Dessa forma, em havendo rompimento desse dever, as concessionárias/ permissionárias respondem objetivamente pelos danos causados pela falha e/ou má-prestação do serviço público, nos termos do artigo 14 do CDC e artigo 37, § 6.º da Constituição Federal de 1988, aplicando-se ao caso a teoria do risco:

Art. 14. O fornecedor de serviços responde, independentemente da existência de culpa, pela reparação dos danos causados aos consumidores por defeitos relativos à prestação dos serviços, bem como por informações insuficientes ou inadequadas sobre sua fruição e riscos.
 
Art. 37. A administração pública direta e indireta de qualquer dos Poderes da União, dos Estados, do Distrito Federal e dos Municípios obedecerá aos princípios de legalidade, impessoalidade, moralidade, publicidade e eficiência e, também, ao seguinte: (...)
§ 6º - As pessoas jurídicas de direito público e as de direito privado prestadoras de serviços públicos responderão pelos danos que seus agentes, nessa qualidade, causarem a terceiros, assegurado o direito de regresso contra o responsável nos casos de dolo ou culpa.
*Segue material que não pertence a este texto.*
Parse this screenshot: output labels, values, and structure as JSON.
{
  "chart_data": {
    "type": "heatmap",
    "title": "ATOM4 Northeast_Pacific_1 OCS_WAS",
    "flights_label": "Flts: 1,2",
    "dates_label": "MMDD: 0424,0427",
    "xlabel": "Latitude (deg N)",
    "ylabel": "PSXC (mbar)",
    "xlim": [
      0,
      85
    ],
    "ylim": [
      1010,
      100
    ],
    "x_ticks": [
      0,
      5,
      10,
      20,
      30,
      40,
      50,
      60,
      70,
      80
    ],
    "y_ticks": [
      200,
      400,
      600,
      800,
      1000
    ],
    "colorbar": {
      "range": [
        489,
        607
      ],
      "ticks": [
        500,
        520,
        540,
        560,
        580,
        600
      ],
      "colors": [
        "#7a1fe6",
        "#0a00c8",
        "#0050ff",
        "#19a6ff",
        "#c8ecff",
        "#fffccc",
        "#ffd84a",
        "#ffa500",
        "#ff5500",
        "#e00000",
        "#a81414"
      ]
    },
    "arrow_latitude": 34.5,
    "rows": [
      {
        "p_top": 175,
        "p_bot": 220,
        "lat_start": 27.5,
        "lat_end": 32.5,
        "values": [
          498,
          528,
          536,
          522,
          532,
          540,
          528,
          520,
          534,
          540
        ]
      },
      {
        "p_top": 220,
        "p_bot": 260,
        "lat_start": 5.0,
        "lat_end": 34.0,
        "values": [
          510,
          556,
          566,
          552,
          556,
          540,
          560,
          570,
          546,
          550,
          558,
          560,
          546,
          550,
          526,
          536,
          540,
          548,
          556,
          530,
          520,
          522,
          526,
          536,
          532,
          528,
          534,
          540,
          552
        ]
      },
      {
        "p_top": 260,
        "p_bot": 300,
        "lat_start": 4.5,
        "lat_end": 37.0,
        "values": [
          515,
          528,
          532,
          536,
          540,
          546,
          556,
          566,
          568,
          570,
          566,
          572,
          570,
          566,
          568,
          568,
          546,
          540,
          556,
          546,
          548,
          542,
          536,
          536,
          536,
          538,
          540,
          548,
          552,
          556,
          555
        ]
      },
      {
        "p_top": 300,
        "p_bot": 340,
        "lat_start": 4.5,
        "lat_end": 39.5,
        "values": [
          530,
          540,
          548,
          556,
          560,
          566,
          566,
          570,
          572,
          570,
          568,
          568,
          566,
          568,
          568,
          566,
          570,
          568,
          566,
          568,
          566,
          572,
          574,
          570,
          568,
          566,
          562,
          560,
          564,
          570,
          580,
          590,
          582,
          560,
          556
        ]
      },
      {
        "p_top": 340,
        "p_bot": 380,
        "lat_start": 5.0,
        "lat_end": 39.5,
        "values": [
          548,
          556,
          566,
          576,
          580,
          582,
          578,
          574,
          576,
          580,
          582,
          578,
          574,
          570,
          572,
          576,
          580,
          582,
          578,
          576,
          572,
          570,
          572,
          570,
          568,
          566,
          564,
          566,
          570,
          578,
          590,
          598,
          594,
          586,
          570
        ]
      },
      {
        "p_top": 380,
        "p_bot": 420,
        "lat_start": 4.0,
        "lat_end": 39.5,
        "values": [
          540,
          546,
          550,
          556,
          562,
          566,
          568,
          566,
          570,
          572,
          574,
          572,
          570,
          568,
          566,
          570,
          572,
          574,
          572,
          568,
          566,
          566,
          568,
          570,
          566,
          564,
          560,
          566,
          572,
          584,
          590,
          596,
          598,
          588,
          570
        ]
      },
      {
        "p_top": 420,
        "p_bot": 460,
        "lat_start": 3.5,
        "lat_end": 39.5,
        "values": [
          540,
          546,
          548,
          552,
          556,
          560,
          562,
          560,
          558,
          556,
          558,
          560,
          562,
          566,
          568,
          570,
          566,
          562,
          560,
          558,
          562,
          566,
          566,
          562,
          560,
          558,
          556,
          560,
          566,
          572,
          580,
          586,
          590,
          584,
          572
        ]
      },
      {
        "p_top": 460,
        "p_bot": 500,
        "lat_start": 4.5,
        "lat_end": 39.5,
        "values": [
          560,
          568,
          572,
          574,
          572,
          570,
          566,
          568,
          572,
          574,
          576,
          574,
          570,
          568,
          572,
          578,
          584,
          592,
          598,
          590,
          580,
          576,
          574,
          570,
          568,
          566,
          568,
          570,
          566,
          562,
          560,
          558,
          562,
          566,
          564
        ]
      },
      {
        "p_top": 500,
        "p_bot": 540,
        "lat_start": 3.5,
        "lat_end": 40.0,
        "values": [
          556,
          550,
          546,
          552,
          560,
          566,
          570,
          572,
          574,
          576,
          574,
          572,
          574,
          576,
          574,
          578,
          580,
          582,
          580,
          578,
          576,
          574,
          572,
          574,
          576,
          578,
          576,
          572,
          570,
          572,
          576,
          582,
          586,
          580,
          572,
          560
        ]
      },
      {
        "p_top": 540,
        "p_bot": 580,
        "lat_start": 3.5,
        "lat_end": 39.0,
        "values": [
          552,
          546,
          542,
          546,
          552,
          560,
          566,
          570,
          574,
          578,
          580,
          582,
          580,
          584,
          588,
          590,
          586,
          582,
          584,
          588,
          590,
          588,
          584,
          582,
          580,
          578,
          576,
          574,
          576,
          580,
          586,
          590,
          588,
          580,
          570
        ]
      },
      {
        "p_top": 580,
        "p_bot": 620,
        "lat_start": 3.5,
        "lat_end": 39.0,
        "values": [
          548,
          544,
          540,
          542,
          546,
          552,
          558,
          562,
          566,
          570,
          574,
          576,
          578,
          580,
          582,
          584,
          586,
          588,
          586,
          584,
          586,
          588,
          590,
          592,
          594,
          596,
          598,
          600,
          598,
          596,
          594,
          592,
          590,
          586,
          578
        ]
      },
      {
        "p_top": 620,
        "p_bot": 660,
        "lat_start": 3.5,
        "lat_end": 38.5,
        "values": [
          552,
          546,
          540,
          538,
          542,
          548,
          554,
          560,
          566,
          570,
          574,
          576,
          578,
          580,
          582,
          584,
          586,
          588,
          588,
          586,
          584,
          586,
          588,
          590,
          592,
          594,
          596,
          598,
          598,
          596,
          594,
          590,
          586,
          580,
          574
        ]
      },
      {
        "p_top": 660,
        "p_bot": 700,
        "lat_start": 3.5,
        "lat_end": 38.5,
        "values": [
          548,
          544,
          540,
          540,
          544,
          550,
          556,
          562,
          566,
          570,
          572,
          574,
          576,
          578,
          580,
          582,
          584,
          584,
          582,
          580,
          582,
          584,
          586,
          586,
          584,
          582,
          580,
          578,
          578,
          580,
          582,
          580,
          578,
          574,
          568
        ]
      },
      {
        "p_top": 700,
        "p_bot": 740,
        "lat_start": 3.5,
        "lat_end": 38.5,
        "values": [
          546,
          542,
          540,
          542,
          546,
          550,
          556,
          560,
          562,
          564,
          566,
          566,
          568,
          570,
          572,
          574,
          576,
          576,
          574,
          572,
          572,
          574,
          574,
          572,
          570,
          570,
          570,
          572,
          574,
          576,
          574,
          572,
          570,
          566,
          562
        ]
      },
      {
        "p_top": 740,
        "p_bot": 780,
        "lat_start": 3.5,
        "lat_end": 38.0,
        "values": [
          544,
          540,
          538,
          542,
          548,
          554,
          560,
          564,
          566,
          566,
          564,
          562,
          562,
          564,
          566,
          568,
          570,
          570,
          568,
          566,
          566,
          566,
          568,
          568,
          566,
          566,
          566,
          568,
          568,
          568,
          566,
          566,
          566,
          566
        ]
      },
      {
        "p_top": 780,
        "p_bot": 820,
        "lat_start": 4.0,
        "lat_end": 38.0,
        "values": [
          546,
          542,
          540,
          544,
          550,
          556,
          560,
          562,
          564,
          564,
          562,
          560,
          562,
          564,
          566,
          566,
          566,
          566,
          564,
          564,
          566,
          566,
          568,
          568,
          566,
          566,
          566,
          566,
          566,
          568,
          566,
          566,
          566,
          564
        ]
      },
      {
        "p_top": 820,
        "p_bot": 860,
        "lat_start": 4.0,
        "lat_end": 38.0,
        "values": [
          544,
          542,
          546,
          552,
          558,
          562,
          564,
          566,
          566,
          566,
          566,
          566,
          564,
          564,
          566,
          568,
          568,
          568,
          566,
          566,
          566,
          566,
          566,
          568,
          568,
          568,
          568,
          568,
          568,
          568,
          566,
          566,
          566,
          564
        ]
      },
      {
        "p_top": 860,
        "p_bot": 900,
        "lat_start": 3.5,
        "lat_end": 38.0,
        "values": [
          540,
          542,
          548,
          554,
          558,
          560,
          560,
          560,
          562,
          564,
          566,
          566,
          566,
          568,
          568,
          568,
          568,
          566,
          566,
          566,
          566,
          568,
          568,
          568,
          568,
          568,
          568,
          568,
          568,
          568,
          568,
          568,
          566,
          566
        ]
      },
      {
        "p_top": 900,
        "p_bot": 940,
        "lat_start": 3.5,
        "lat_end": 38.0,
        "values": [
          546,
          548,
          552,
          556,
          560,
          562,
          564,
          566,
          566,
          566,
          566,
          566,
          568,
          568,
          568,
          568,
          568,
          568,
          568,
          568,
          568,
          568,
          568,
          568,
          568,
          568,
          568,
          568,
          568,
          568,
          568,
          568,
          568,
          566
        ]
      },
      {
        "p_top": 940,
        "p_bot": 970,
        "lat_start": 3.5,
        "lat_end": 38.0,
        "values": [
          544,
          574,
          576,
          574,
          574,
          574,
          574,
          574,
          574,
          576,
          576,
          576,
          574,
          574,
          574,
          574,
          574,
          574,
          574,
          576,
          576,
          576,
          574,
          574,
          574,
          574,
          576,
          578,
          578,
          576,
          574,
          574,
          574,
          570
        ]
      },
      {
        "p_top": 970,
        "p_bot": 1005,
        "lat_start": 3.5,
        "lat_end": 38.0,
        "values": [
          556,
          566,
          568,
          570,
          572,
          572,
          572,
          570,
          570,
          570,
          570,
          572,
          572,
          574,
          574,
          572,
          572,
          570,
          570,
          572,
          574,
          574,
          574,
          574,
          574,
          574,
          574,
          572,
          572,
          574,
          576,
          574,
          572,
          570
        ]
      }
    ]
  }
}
Neste sentido é o recente julgado oriundo do Tribunal de Justiça do Estado do Rio Grande do Sul:

(...) "In casu", descabe afastar o dever de indenizar da concessionária, tendo em vista que a ocorrência de intempéries climáticas não enseja o reconhecimento de caso fortuito, de modo a isentar a responsabilidade da concessionária ré, a qual, como responsável pelo fornecimento de energia elétrica, com o devido recebimento da contra-prestação por parte do Estado, deve manter suas instalações aptas a suportarem eventos da natureza, como temporais e vendavais, bem como deve possuir equipamentos para prever fenômenos climáticos e evitar danos a terceiros. Precedentes. Ademais, nenhuma prova a demandada trouxe aos autos para justificar a demora de mais de dezessete horas para armar a chave fusível do transformador que abastece a unidade da autora, não bastando para tanto os documentos juntados com a contestação, pois totalmente ilegíveis. A empresa autora permaneceu por mais de dezessete horas sem energia elétrica, ultrapassando, portanto, o prazo de quatro horas previsto no artigo 176, § 1º, da Resolução 414, de 2010, da ANEEL, para os casos de suspensão indevida. Assim, comprovada a falha na prestação do serviço e não demonstrada qualquer excludente de responsabilidade, deve a concessionária ré ser responsabilizada pelos prejuízos suportados pela empresa autora, impondo-se o desprovimento do recurso e a manutenção da sentença no ponto. (AGRAVO INTERNO DESPROVIDO. (Agravo Nº 70055742522, Sexta Câmara Cível, Tribunal de Justiça do RS, Relator: Niwton Carpes da Silva, Julgado em 19/12/2013).

Desse modo, temos que o dever de indenizar (responsabilidade civil) se dá tanto em relação ao particular quanto à pessoa jurídica, desde que comprovados os danos, a autoria e o nexo causal. Por se tratar de responsabilidade objetiva, não há discussão acerca da culpa da companhia de energia elétrica, a qual somente afastará a obrigação de ressarcir os danos causados quando comprovar a inexistência de corte no fornecimento de energia ou a configuração de alguma excludente (caso fortuito, força maior ou culpa exclusiva do consumidor).